Old Things by Dave Madden

In aging, the body gives in to a whole horde of clichés. I rise from a chair, my hand at my hip, and I’m a faceless man in a TV ad, the red bolts throbbing radially. I’m given the title Professor and within a year go grey at the temples. Something put a hemorrhoid on my asshole, and hangovers last a day. My body, I’ve been forced to see, is so sadly unspecial.

I’m 34 years old. The other thing to know about aging is its privilege. Older people won’t allow at cocktail parties or within web essays the aging of the young to be expressed, much less felt. I imagine the septuagenarian’s despondency at no longer hitting a full swimmer’s mile each morning equates Weltschmerzlich to the tween too suddenly big for her dolls, but to that tween I am old and to myself I am old, and while to 52.3 percent of the U.S. population I am young I plan, as an old man, to wallow in it. We’re all old.

*

Frank Conroy published Stop-time when he was 31. In its weariness does his narrator-self read old. The book came out in 1967 when Conroy was a young nobody no one could trust. Said critic Roger Ramsey:

Stop-time is not read for information about the author nor for the exposition of a philosophy of life. As a consequence, the question of adherence to the facts is beside the point.
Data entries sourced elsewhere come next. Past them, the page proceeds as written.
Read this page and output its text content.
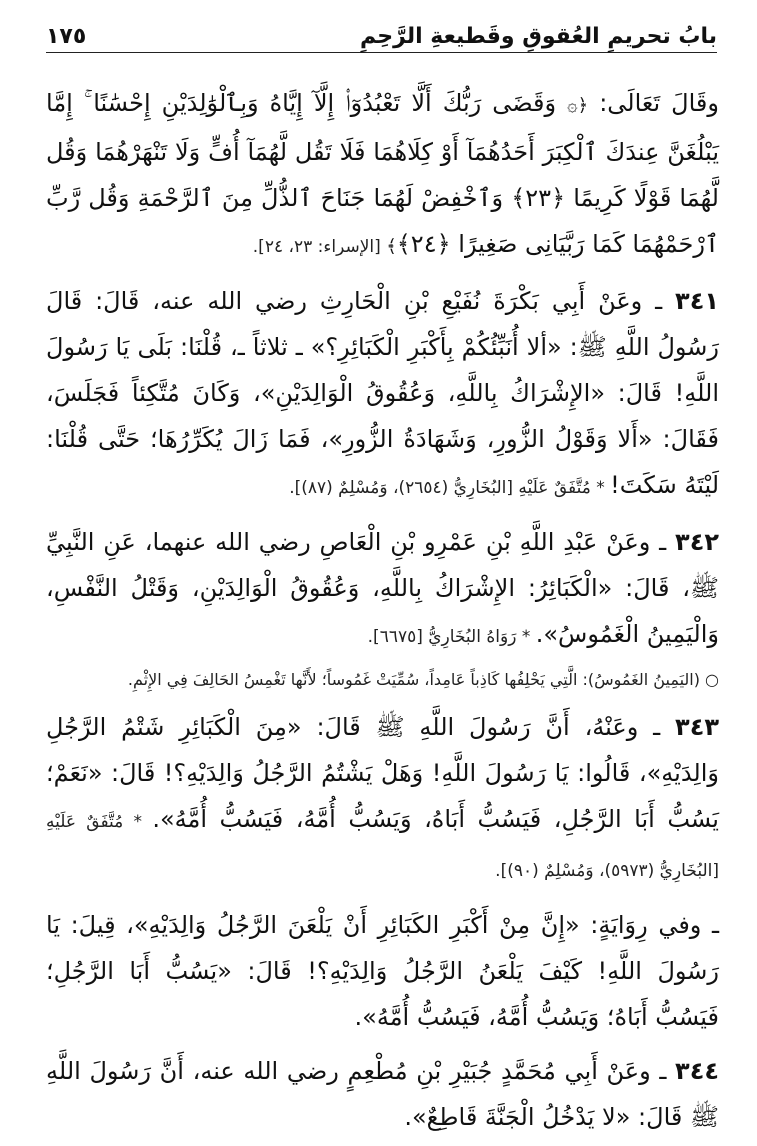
بابُ تحريمِ العُقوقِ وقَطيعةِ الرَّحِمِ
١٧٥

وقَالَ تَعَالَى: ﴿۞ وَقَضَى رَبُّكَ أَلَّا تَعْبُدُوٓا۟ إِلَّآ إِيَّاهُ وَبِٱلْوَٰلِدَيْنِ إِحْسَٰنًا ۚ إِمَّا يَبْلُغَنَّ عِندَكَ ٱلْكِبَرَ أَحَدُهُمَآ أَوْ كِلَاهُمَا فَلَا تَقُل لَّهُمَآ أُفٍّ وَلَا تَنْهَرْهُمَا وَقُل لَّهُمَا قَوْلًا كَرِيمًا ﴿٢٣﴾ وَٱخْفِضْ لَهُمَا جَنَاحَ ٱلذُّلِّ مِنَ ٱلرَّحْمَةِ وَقُل رَّبِّ ٱرْحَمْهُمَا كَمَا رَبَّيَانِى صَغِيرًا ﴿٢٤﴾﴾ [الإسراء: ٢٣، ٢٤].

٣٤١ ـ وعَنْ أَبِي بَكْرَةَ نُفَيْعِ بْنِ الْحَارِثِ رضي الله عنه، قَالَ: قَالَ رَسُولُ اللَّهِ ﷺ: «ألا أُنَبِّئُكُمْ بِأَكْبَرِ الْكَبَائِرِ؟» ـ ثلاثاً ـ، قُلْنَا: بَلَى يَا رَسُولَ اللَّهِ! قَالَ: «الإِشْرَاكُ بِاللَّهِ، وَعُقُوقُ الْوَالِدَيْنِ»، وَكَانَ مُتَّكِئاً فَجَلَسَ، فَقَالَ: «أَلا وَقَوْلُ الزُّورِ، وَشَهَادَةُ الزُّورِ»، فَمَا زَالَ يُكَرِّرُهَا؛ حَتَّى قُلْنَا: لَيْتَهُ سَكَتَ! * مُتَّفَقٌ عَلَيْهِ [البُخَارِيُّ (٢٦٥٤)، وَمُسْلِمٌ (٨٧)].

٣٤٢ ـ وعَنْ عَبْدِ اللَّهِ بْنِ عَمْرِو بْنِ الْعَاصِ رضي الله عنهما، عَنِ النَّبِيِّ ﷺ، قَالَ: «الْكَبَائِرُ: الإِشْرَاكُ بِاللَّهِ، وَعُقُوقُ الْوَالِدَيْنِ، وَقَتْلُ النَّفْسِ، وَالْيَمِينُ الْغَمُوسُ». * رَوَاهُ البُخَارِيُّ [٦٦٧٥].

○ (اليَمِينُ الغَمُوسُ): الَّتِي يَحْلِفُها كَاذِباً عَامِداً، سُمِّيَتْ غَمُوساً؛ لأَنَّها تَغْمِسُ الحَالِفَ فِي الإِثْمِ.

٣٤٣ ـ وعَنْهُ، أَنَّ رَسُولَ اللَّهِ ﷺ قَالَ: «مِنَ الْكَبَائِرِ شَتْمُ الرَّجُلِ وَالِدَيْهِ»، قَالُوا: يَا رَسُولَ اللَّهِ! وَهَلْ يَشْتُمُ الرَّجُلُ وَالِدَيْهِ؟! قَالَ: «نَعَمْ؛ يَسُبُّ أَبَا الرَّجُلِ، فَيَسُبُّ أَبَاهُ، وَيَسُبُّ أُمَّهُ، فَيَسُبُّ أُمَّهُ». * مُتَّفَقٌ عَلَيْهِ [البُخَارِيُّ (٥٩٧٣)، وَمُسْلِمٌ (٩٠)].

ـ وفي رِوَايَةٍ: «إِنَّ مِنْ أَكْبَرِ الكَبَائِرِ أَنْ يَلْعَنَ الرَّجُلُ وَالِدَيْهِ»، قِيلَ: يَا رَسُولَ اللَّهِ! كَيْفَ يَلْعَنُ الرَّجُلُ وَالِدَيْهِ؟! قَالَ: «يَسُبُّ أَبَا الرَّجُلِ؛ فَيَسُبُّ أَبَاهُ؛ وَيَسُبُّ أُمَّهُ، فَيَسُبُّ أُمَّهُ».

٣٤٤ ـ وعَنْ أَبِي مُحَمَّدٍ جُبَيْرِ بْنِ مُطْعِمٍ رضي الله عنه، أَنَّ رَسُولَ اللَّهِ ﷺ قَالَ: «لا يَدْخُلُ الْجَنَّةَ قَاطِعٌ».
My own experience with the book tells me that the facts are relatively unimportant, but also that the literary imperatives demand and produce an illusion of fiction in which facts are manipulated and interpreted—“invented”—for aesthetic purposes.

Those words got published in 1974. I wasn’t even born yet.

Stop-time pleased critics and sold modestly. David Foster Wallace once called it “arguably the best literary memoir of the twentieth century.” My Penguin copy reads “A Memoir” on its cover, but these words don’t appear on the first edition. Conroy’s book antedates this marketing category the way I do millennials, which is to say just barely, which is to say I score just 7 points away from true millennial on the Pew Research Center’s How Millennial Are You? quiz.

Now Conroy’s dead, as is Wallace. Once, in a poetry workshop, a fellow student pointed out how the poem at hand captured the experience of a dying person.

“We’re all dying,” our professor said, helpfully.

*

Of siblings, of peer groups, I’ve been the youngest. It’s a way to get away with being ignorant. We expect nothing from them, the young, running at reunions through the legs of the grown-ups looking one another respectfully in the eye.

Youth’s a kind of womb, too safe a place to stay in. We can grin, patronizingly, at the grandma who pronounces herself, delusionally, “eighty-four years young” because to say “I’m old” is, we understand, to take a dim view of aging. It is not. It’s to embody it. “Wherever there is power, there is age,” Emerson tells us. “Don’t be deceived by dimples and curls.” 

Emerson’s older than I’ll ever be, and ditto the genre he climbed aboard. That there is no new thing under the sun is a lie, unfortunately, and so our work slouches on.